Figure 3 represents η versus IL0 when regulating the operating point of the PV modules around the MPP voltages shown in Figure 2. For both modules, IL0,opt increased with increasing the irradiance, which agrees with [8] considering that both VMPP and IMPP (or Vin and Iin from the converter’s point of view) increased with increasing the irradiance. However, an irradiance increase did not involve unavoidably an increase of the converter efficiency, as does happen in a boost converter [7]. This is because VMPP and IMPP cause opposite effects on the converter efficiency [8]: η increases (decreases) with increasing IMPP (VMPP). Therefore, depending on which effect dominates, η will either increase or decrease. For instance, in Figure 2b, VMPP had a significant increase from I66 to I100 that caused an efficiency decrease. This decrease was such that the resulting efficiency at I100 became lower than that at I66 for low values of IL0, as shown in Figure 3b.

4. Conclusions

This work has evaluated the efficiency of a buck dc/dc converter operating in BM when regulating the operating point of two low-power PV modules of different technology.
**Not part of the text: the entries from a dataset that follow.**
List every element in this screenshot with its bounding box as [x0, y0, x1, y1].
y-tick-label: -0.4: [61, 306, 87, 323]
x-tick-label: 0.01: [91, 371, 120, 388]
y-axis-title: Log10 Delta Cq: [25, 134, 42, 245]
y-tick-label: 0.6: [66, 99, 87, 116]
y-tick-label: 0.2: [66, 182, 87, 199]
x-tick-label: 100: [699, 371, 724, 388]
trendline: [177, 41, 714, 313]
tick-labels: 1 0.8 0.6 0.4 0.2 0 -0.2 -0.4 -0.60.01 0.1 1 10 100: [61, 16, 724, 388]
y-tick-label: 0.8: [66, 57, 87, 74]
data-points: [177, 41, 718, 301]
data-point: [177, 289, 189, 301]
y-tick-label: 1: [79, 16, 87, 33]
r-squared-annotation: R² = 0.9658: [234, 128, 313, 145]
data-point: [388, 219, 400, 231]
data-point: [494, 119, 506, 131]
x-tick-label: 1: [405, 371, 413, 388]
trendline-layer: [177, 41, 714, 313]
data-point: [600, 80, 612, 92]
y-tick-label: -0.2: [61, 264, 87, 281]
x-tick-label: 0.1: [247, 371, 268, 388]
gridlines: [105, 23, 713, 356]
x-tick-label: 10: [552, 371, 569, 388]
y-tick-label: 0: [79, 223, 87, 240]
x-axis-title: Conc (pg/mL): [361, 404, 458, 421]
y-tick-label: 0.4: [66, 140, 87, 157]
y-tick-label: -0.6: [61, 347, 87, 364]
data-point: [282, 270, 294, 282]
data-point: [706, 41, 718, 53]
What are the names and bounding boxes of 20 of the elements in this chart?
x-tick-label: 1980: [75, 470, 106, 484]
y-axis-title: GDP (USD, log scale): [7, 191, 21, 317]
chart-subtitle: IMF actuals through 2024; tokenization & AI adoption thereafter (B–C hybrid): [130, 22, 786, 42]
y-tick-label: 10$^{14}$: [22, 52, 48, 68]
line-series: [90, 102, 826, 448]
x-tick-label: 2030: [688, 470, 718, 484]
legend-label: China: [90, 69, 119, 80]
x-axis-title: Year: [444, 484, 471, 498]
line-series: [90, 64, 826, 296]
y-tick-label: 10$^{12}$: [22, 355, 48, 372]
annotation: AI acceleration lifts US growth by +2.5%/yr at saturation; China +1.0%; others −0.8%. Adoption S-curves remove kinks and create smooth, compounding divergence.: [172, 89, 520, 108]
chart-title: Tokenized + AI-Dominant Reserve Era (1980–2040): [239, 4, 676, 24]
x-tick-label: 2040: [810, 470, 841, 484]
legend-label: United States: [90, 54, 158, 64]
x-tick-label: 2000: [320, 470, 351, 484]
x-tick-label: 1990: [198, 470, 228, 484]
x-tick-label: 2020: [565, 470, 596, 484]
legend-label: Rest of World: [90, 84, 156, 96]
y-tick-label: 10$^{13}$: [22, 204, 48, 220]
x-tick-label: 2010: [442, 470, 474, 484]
For both modules, it has been experimentally reported that the optimal inductor current related to the BM increases with increasing the irradiance level. However, the efficiency of the buck converter can either increase or decrease with increasing the irradiance. This is because the higher values of MPP voltage and current usually associated to a higher irradiance cause opposite effects on the converter efficiency. Therefore, depending on which effect dominates, the converter shows either an increase or a decrease of its efficiency. This performance is clearly different to that found in boost dc/dc converters, where the efficiency always increases with increasing the irradiance.